Blackwell-powered AI factories will not just compute — they will create. These centers are being built across Europe to support sovereign innovation and digital independence. At the GTC Paris keynote, Huang demonstrated how these factories generate data and reasoning at unprecedented scale. Alongside a robot named Grek, he explained that the tokens created by these machines serve as essential inputs for training future AI systems. This signals a broader shift toward Europe’s leadership in self-directed AI infrastructure, powered by locally governed and culturally aligned technology.
One major highlight of NVIDIA AI Europe 2025 is its collaboration with the European Broadcasting Union (EBU). This partnership aims to help over 110 public media organizations across 50 countries access trusted cloud and AI services. The joint effort promotes sovereign AI that aligns with European laws and values. By leveraging local infrastructure and talent, this project enhances innovation while safeguarding privacy and cultural integrity.

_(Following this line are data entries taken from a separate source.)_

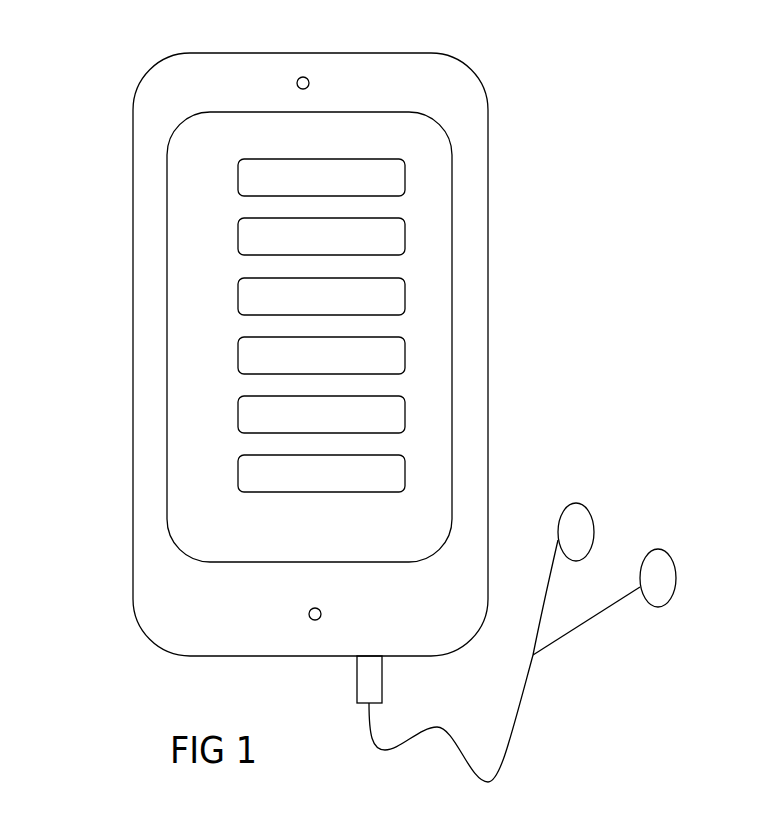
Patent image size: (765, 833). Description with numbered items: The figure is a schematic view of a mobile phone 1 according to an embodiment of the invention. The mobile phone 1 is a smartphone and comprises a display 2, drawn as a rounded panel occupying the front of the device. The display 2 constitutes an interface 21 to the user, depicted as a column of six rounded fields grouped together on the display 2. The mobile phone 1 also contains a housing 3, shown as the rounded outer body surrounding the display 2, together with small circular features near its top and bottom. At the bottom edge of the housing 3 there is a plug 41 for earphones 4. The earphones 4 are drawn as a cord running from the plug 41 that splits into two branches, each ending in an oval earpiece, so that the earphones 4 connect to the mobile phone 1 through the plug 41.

The mobile phone 1 is at (132, 65).
The display 2 is at (405, 112).
The interface 21 is at (417, 136).
The housing 3 is at (133, 560).
The earphones 4 is at (558, 670).
The plug 41 is at (357, 690).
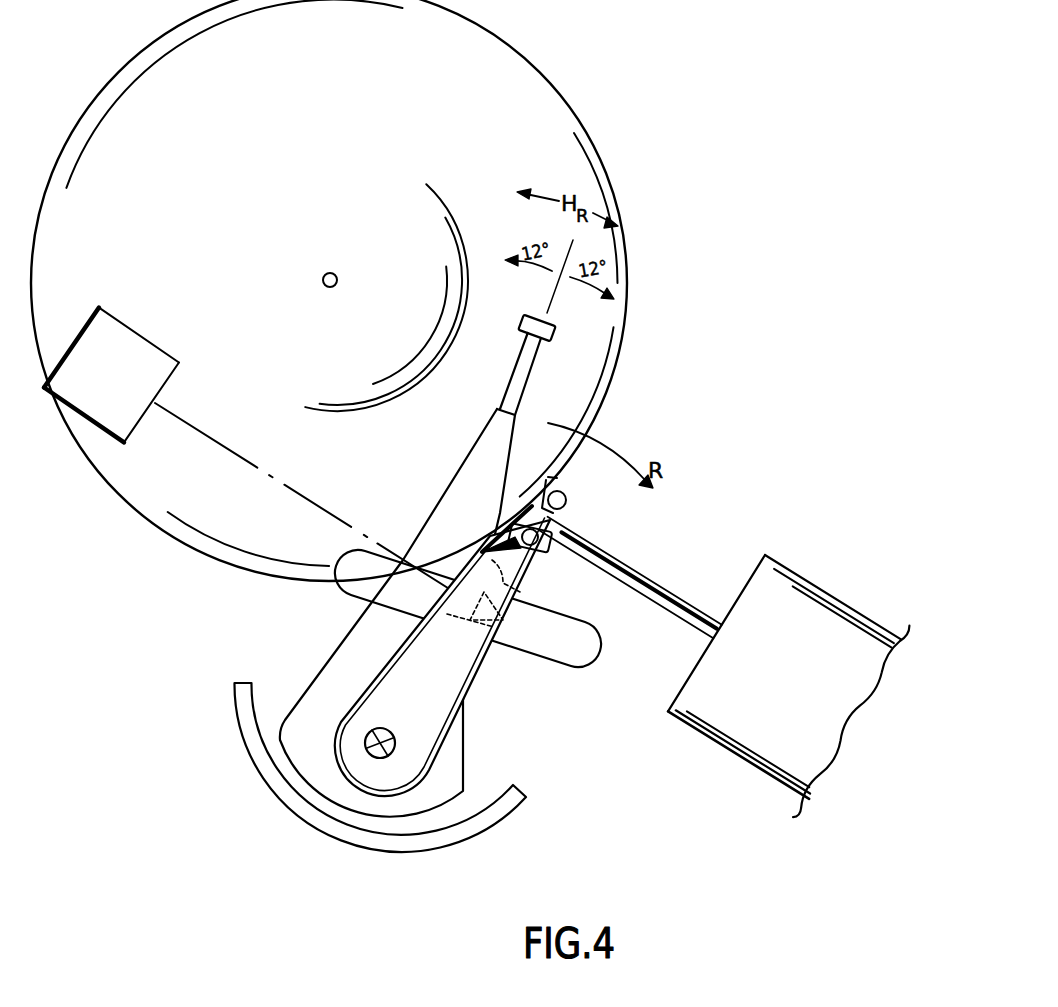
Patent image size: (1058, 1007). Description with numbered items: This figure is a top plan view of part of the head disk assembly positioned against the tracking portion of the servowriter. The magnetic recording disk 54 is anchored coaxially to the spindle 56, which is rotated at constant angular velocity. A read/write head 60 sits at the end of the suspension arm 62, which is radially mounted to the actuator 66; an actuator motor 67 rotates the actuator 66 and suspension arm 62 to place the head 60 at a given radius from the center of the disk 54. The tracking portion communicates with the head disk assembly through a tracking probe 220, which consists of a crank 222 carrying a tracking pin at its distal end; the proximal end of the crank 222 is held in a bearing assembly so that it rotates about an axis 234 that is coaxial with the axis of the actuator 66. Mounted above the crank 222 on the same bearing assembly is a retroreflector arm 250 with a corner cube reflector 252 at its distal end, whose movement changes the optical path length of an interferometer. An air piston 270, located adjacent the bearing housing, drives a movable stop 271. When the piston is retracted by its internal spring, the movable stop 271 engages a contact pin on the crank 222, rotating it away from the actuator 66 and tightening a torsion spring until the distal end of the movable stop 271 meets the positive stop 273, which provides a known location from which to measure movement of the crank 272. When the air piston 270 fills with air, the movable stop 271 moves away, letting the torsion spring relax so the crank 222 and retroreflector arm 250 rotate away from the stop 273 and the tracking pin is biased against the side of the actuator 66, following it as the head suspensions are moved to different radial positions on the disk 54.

The magnetic recording disk 54 is at (563, 93).
The spindle 56 is at (342, 265).
The read/write head 60 is at (555, 327).
The suspension arm 62 is at (530, 375).
The actuator 66 is at (458, 789).
The actuator motor 67 is at (523, 800).
The tracking probe 220 is at (488, 553).
The crank 222 is at (517, 567).
The axis 234 is at (366, 742).
The retroreflector arm 250 is at (460, 680).
The corner cube reflector 252 is at (472, 636).
The air piston 270 is at (784, 680).
The movable stop 271 is at (630, 578).
The crank 272 is at (163, 350).
The positive stop 273 is at (566, 500).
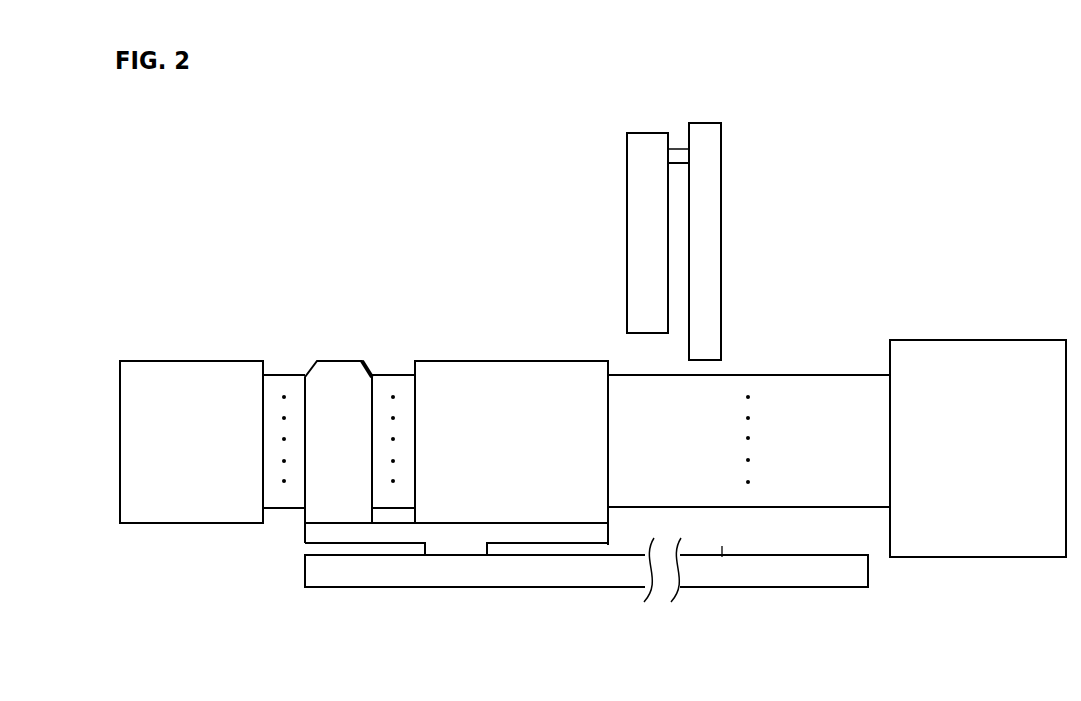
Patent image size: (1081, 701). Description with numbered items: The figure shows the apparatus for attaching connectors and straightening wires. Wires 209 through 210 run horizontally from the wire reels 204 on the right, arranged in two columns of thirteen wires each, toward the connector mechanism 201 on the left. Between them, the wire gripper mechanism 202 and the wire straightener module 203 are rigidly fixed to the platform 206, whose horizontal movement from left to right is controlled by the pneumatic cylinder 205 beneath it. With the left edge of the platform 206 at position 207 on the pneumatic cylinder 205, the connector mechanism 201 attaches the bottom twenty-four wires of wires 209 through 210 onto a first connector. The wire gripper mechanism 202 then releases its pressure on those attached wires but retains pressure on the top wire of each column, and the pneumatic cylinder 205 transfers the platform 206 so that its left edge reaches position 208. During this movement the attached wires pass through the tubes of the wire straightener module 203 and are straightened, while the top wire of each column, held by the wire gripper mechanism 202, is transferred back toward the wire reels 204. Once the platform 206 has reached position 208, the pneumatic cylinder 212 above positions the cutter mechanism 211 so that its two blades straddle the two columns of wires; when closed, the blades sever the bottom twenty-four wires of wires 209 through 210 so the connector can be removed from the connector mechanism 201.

The connector mechanism 201 is at (173, 361).
The wire gripper mechanism 202 is at (332, 361).
The wire straightener module 203 is at (482, 361).
The wire reels 204 is at (970, 340).
The pneumatic cylinder 205 is at (815, 587).
The platform 206 is at (607, 533).
The position 207 is at (305, 572).
The position 208 is at (722, 546).
The wire 209 is at (780, 375).
The wire 210 is at (795, 507).
The cutter mechanism 211 is at (627, 169).
The pneumatic cylinder 212 is at (721, 186).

Michael Eberhard, CTO of ARD/SWR and EBU Technical Committee chair, emphasized the importance of the initiative. He stated that public service broadcasters will benefit from accessible, high-performance tools that promote digital resilience and strategic autonomy. This collaboration enables public institutions to maintain control over data, ensuring compliance with European regulations. It also ensures that AI systems reflect the unique identities of their respective countries.
NVIDIA AI Europe 2025 highlights the continent’s commitment to building sovereign AI capabilities. With projects spanning inference growth, robotics, token-driven computing, and public media cloud platforms, Europe is clearly taking a leadership role in the next generation of digital transformation.